La cuestión del Estanque también fue mencionada en el conversatorio del 5 de agosto sobre La guerra del agua. No solo se trata de contribuir al aumento de calidad en la capacidad de respuesta para combatir el fuego, sino como recomposición de la configuración del cerro Cárcel, poniendo en relevancia los términos de su perfil y la representación que desde el Plan se puede tener de su capacidad de retención.
Palabra grave que debe ser tomada en toda su potencia: el Estanque no solo retiene el agua, sino la representación de la contención. Es así como el concurso de ideas que la agrupación de arquitectos PlanCerro organizó en el 2013 pudo instalar la idea de un destino social específico del predio que se encuentra frente al acceso principal del PCdV. La idea que tuvimos al respecto es que se entendiera la necesidad de que el Estanque se convirtiera en una prolongación del espacio cultural; es decir, que afirmara el rol cultural de la recuperación del poder sobre el agua, que es una situación en la que no se piensa habitualmente.

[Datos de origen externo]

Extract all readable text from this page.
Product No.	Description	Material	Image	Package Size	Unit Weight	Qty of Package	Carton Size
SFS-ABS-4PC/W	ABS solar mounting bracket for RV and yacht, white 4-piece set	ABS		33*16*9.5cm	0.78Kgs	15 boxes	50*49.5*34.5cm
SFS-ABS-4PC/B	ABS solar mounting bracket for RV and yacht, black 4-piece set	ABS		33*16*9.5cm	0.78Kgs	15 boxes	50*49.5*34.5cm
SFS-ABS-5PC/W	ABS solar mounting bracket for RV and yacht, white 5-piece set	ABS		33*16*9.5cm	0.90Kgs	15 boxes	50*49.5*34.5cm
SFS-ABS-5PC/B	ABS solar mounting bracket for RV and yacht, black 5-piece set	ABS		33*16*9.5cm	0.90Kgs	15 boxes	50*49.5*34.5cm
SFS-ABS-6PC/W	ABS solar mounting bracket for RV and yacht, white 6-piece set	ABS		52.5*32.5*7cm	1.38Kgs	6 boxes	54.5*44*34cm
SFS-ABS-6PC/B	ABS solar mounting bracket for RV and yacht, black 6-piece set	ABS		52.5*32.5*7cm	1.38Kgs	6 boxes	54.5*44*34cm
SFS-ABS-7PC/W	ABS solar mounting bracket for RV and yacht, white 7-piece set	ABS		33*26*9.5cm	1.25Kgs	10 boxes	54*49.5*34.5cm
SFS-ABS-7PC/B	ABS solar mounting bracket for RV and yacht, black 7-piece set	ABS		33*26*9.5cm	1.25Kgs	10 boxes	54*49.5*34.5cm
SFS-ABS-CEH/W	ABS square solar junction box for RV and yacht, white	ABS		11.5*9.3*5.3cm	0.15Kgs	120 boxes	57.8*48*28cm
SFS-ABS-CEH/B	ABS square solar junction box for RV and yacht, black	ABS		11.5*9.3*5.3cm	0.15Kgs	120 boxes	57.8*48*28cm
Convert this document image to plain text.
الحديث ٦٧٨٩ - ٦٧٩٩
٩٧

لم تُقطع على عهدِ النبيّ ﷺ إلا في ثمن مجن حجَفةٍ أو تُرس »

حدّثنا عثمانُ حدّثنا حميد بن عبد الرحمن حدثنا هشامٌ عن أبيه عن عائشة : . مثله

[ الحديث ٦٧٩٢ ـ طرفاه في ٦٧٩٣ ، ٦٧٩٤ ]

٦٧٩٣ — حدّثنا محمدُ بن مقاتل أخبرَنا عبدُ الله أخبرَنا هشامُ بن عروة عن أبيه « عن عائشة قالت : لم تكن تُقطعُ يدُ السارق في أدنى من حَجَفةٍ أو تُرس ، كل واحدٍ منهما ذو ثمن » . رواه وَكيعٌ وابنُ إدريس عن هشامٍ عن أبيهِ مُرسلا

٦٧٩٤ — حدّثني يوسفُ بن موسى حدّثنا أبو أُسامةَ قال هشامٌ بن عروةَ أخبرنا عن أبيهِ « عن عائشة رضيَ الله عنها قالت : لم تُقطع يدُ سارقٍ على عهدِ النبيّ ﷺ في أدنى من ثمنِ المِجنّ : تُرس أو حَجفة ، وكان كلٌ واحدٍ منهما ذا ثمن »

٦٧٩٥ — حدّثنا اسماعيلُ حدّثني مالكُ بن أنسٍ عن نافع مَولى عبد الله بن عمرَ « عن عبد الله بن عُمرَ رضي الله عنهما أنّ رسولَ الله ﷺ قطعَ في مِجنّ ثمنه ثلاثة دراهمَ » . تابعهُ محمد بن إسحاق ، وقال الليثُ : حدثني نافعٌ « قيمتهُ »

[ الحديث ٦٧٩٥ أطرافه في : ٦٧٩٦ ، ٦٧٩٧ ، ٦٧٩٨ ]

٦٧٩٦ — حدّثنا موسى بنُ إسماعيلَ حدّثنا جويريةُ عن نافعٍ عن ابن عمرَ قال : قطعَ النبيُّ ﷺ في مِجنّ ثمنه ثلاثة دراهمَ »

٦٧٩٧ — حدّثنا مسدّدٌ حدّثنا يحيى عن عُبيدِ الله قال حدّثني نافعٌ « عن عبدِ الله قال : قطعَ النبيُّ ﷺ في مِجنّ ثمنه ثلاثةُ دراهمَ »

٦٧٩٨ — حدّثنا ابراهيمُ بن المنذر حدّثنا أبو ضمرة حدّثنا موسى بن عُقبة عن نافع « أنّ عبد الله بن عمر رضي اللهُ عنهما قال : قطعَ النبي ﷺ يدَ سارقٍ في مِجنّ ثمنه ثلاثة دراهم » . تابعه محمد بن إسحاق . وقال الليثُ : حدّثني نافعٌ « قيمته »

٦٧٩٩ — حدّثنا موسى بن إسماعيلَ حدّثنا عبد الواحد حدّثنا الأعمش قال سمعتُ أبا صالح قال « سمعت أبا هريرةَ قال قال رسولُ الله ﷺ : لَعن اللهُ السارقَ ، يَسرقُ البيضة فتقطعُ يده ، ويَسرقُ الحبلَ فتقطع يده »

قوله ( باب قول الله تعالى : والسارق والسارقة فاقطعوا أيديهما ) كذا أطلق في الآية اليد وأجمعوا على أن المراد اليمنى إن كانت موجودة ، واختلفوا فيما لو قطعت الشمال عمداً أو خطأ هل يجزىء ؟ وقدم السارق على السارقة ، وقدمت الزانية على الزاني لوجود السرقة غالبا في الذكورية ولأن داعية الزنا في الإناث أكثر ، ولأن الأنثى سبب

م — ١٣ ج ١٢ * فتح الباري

Sugiero a los lectores ingresar a la página www.plancerro.cl donde se puede acceder al relato del concurso en cuestión, al que se presentaron un total de 36 anteproyectos de arquitectura y que que contó con el financiamiento del Consejo de la Cultura y Las Artes
y la Ilustre Municipalidad de Valparaíso, junto con el patrocinio del Colegio de Arquitectos de Chile y el Parque Cultural de Valparaíso. El objetivo de esta iniciativa es reconvertir de manera significativa el histórico Estanque de Agua del Cerro Cárcel y el terreno aledaño.

Justamente, el proyecto ganador, de los arquitectos Ricardo Atanacio y Juan Soza, recupera el estanque para uso de bomberos permitiendo la aspiración de agua por parte de vehículos de emergencia. Además, integra un nuevo programa con espacios públicos con el énfasis puesto en el uso no solo para público en general, sino particularmente destinado a la recreación de la comunidad de adultos mayores. Al menos, esa ha sido la preocupación permanente del PCdV al respecto.

El rol cultural del Estanque implica redoblar el uso como extensión de la función del mirador, convirtiendo la geografía en paisaje. La edificación del Estanque, a comienzos del siglo XX, dibujó el perfil del cerro. Esto es crucial. La frase “convertir la geografía en paisaje” proviene de un título de la obra de un gran geógrafo, Ives Lacoste, que dicho sea de paso es autor de otro gran título, La geografía sirve, primero, para hacer la guerra. En este caso, la guerra del agua define el destino del paisaje cultural en el cerro Cárcel. Por eso el Estanque ingresa como potencia expansiva de nuestra función como dispositivo de investigación del imaginario local.